Os dados do setor público consolidado envolvem governo central (formado por Previdência e Tesouro, além do próprio BC), Estados, municípios e estatais. Ficam de fora da conta Petrobras, Eletrobras e bancos públicos, como Banco do Brasil e Caixa.

No ano, o setor público registra um superávit de R$ 35,375 bilhões. Em 12 meses até fevereiro, por sua vez, o déficit alcançou R$ 58,464 bilhões, o equivalente a 0,8% do Produto Interno Bruto (PIB). Em janeiro, estava em 0,72% do PIB.

O resultado refletiu um déficit do governo central de R$ 18,271 bilhões e um superávit de R$ 5,429 bilhões de Estados e municípios. As estatais federais tiveram déficit de R$ 45 milhões, as estatais estaduais tiveram superávit de R$ 788 milhões e as estatais municipais tiveram equilíbrio (resultado zero).

A meta de resultado primário para o setor público consolidado para 2020 é déficit de R$ 118,9 bilhões. Devido ao coronavírus, no entanto, o governo decretou estado de calamidade pública, o que permite o descumprimento da meta.

O setor público consolidado registrou déficit nominal, que inclui despesas com juros, de R$ 49,355 bilhões em fevereiro. Um ano antes, o resultado havia sido deficitário em R$ 45 bilhões.

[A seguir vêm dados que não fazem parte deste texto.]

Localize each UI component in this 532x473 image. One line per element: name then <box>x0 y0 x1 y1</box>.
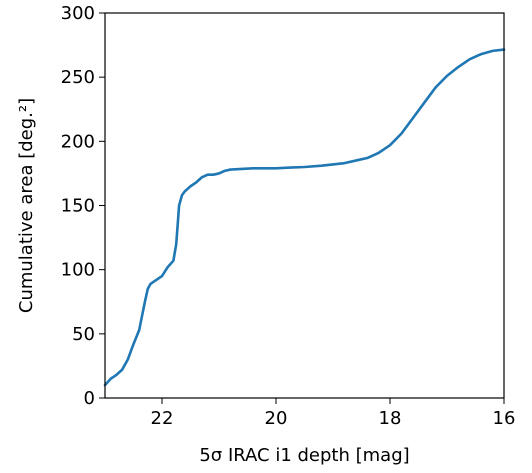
x-ticks: 22 20 18 16 <box>151 398 516 429</box>
x-tick-label: 22 <box>151 408 174 429</box>
y-tick-label: 200 <box>61 131 95 152</box>
y-ticks: 0 50 100 150 200 250 300 <box>61 3 105 409</box>
x-tick-label: 16 <box>493 408 516 429</box>
x-tick-label: 18 <box>379 408 402 429</box>
x-tick-label: 20 <box>265 408 288 429</box>
series-line <box>103 48 506 387</box>
y-tick-label: 150 <box>61 196 95 217</box>
y-tick-label: 300 <box>61 3 95 24</box>
y-tick-label: 100 <box>61 260 95 281</box>
x-axis-label: 5σ IRAC i1 depth [mag] <box>199 445 409 466</box>
y-tick-label: 250 <box>61 67 95 88</box>
y-tick-label: 0 <box>84 388 95 409</box>
plot-frame <box>104 12 505 399</box>
y-axis-label: Cumulative area [deg.²] <box>16 98 37 313</box>
line-layer <box>103 48 506 387</box>
y-tick-label: 50 <box>72 324 95 345</box>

O resultado nominal do mês passado refletiu um déficit primário de R$ 20,901 bilhões e uma conta de juros de R$ 28,454 bilhões. No ano, o déficit nominal é de R$ 30,235 bilhões, em comparação com R$ 18,969 bilhões no mesmo período de 2019.

A dívida líquida do setor público não financeiro variou de R$ 4,949 trilhões, ou 54,1% do PIB, em janeiro para R$ 3,923 trilhões, ou 53,5% do PIB, em fevereiro.